I haven’t written much erotica lately. I’m generally a private person, plus I was raised in an emotionally repressive family, so admitting publicly to any weakness is extremely difficult for me. But I’ll admit that personal stress is just about killing me. I know other writers who are going through much worse times now, so I feel a bit like a whiner even mentioning the death in the family, the company I worked at for so many years closing its doors, a bit of a health scare, and other family drama on top of all that.
Misery isn’t a contest. We’re all winners at this race to unhappiness, and at the same time, things could always be worse. That’s what keeps you up late at night, tossing and turning. It’s the great monster that eats up the hours of darkness and makes you watch them disappear with eyes wide open– that things could always be worse. And you have imagined every possible variation on worse, haven’t you?
Sometimes, don’t you wish you could hang a sign around your neck that says, “I’m really fragile right now. Please be gentle with me.” So that when you start daydreaming at a traffic light about the list of things you must do that you’ve never done before and start panicking a little about ‘how on earth am I going to take care of this’ and don’t see it turn green that the person right behind you wouldn’t sit on their horn. Or that you didn’t feel such crushing shame for breaking into tears because some little frustration like the market carts being stuck together overwhelmed you?And wouldn’t it be nice if the entire world would just pause while you deal with your troubles so that you don’t have to run to catch up later?
So many things can stop your ability to write. It doesn’t have to be extreme grief or one of you worst fears coming true. Things can be going great and you can still be blocked. The stories, they’re always with you. The technical skills, the craft of writing, that’s in your muscle memory now. But the desire to write? That’s the thing that eludes us when we’re blocked.

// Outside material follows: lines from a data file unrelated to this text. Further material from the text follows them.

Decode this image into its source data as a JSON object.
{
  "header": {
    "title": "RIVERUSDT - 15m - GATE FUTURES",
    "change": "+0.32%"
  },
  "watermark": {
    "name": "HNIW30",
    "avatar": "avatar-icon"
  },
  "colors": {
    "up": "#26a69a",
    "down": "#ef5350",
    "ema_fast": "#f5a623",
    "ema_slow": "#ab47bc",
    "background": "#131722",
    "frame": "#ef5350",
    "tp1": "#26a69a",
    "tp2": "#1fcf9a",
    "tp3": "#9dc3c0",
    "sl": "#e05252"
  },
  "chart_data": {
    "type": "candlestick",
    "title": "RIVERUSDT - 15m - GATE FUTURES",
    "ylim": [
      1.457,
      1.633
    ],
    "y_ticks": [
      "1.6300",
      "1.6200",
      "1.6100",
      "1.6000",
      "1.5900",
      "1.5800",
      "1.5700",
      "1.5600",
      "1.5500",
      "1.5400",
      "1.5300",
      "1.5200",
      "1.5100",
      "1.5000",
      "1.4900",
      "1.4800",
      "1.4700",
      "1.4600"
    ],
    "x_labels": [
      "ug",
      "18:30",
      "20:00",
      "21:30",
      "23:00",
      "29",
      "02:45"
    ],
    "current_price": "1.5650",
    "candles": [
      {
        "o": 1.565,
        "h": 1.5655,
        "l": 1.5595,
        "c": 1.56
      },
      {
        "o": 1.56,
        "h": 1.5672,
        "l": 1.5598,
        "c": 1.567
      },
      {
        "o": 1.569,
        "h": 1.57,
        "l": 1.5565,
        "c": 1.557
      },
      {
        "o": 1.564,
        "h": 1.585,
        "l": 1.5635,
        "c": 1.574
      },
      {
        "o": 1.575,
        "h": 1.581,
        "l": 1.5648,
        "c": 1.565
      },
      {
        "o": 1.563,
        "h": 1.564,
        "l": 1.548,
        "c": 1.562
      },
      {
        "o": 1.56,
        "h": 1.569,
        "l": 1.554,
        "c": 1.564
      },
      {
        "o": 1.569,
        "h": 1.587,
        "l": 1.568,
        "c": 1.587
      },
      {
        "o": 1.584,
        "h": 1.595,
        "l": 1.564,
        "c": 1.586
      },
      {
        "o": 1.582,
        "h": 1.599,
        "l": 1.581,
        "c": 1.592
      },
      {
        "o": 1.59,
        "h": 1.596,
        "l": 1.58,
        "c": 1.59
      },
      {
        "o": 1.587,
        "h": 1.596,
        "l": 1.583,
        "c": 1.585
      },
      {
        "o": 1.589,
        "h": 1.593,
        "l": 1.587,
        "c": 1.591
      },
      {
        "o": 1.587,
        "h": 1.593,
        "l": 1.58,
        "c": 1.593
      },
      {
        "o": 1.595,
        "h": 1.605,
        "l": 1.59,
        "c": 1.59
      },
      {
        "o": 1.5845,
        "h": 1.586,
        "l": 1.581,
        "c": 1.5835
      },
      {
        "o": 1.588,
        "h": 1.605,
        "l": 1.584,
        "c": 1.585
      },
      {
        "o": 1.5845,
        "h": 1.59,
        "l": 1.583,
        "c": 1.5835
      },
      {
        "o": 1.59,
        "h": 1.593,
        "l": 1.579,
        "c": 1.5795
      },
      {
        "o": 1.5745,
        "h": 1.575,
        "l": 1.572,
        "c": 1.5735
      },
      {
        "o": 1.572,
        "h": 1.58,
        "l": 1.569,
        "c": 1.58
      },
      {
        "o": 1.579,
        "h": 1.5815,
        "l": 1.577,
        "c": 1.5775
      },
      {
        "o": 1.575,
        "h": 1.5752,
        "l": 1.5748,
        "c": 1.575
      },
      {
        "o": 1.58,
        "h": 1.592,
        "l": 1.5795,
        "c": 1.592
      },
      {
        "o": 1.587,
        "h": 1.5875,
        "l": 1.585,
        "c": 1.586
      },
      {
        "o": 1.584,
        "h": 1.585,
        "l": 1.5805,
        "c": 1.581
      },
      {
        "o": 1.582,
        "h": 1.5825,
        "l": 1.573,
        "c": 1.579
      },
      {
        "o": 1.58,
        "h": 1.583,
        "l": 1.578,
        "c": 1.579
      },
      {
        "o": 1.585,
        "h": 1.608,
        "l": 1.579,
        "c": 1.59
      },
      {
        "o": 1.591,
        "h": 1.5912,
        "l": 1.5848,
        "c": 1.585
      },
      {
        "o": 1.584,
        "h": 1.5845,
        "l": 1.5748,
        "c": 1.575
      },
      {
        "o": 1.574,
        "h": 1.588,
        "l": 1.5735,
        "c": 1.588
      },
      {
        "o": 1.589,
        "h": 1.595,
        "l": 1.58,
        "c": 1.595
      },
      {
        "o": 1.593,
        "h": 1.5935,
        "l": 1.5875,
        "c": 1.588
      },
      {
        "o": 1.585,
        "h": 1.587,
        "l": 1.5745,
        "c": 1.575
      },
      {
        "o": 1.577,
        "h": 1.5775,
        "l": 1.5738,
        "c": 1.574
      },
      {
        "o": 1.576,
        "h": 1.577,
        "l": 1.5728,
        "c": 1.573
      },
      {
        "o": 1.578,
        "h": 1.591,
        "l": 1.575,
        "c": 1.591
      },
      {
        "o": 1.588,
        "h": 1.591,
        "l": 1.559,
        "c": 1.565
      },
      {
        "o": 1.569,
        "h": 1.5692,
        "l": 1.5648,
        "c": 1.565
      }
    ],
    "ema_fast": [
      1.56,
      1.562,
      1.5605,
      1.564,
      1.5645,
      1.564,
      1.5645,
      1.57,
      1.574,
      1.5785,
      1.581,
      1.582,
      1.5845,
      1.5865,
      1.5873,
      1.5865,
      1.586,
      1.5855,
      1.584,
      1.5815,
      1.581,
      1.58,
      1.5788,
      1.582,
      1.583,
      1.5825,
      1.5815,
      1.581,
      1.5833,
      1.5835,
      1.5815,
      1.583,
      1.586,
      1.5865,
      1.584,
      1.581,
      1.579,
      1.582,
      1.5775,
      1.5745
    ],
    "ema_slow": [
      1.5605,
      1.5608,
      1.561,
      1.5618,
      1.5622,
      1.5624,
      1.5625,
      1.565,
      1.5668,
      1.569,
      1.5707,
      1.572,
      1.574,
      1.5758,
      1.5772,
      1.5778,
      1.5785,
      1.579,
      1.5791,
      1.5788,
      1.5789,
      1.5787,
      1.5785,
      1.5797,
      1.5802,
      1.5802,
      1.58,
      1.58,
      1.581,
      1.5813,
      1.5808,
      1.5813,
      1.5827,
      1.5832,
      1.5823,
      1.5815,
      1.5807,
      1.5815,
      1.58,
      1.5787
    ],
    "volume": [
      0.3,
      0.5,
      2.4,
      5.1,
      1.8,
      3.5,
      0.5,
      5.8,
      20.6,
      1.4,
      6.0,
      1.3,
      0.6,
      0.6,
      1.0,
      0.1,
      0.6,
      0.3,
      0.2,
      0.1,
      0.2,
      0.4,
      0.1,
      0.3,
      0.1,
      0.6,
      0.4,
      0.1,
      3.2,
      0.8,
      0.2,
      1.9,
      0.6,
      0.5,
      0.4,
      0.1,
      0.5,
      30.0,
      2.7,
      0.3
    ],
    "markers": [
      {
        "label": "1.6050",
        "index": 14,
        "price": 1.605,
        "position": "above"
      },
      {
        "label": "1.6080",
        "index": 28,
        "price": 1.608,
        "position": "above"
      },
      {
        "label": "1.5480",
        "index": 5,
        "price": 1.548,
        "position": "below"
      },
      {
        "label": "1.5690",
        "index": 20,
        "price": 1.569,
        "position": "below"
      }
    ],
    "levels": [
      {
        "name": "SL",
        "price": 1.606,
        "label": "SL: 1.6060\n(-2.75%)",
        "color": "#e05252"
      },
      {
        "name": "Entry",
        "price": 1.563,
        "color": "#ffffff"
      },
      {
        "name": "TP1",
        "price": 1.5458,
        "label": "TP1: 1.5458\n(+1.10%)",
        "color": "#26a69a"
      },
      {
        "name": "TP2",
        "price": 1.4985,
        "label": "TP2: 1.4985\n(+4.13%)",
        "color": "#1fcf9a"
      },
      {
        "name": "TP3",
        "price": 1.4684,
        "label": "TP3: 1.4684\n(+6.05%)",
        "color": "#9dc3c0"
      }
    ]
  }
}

It may be worse for erotic writers because how do you write passion and desire when you don’t have any? My emotions have practically flatlined from the strain at this point. I cant summon it no matter how hard I try. So if your writing portfolio is fat and sassy right now, if seduction twinkles from your fingers like rubies from a maharajah’s rings, and you pass me on the street looking dispirited and unstoried, spare an ounce of desire for me, won’t you? Because I’m tapped out.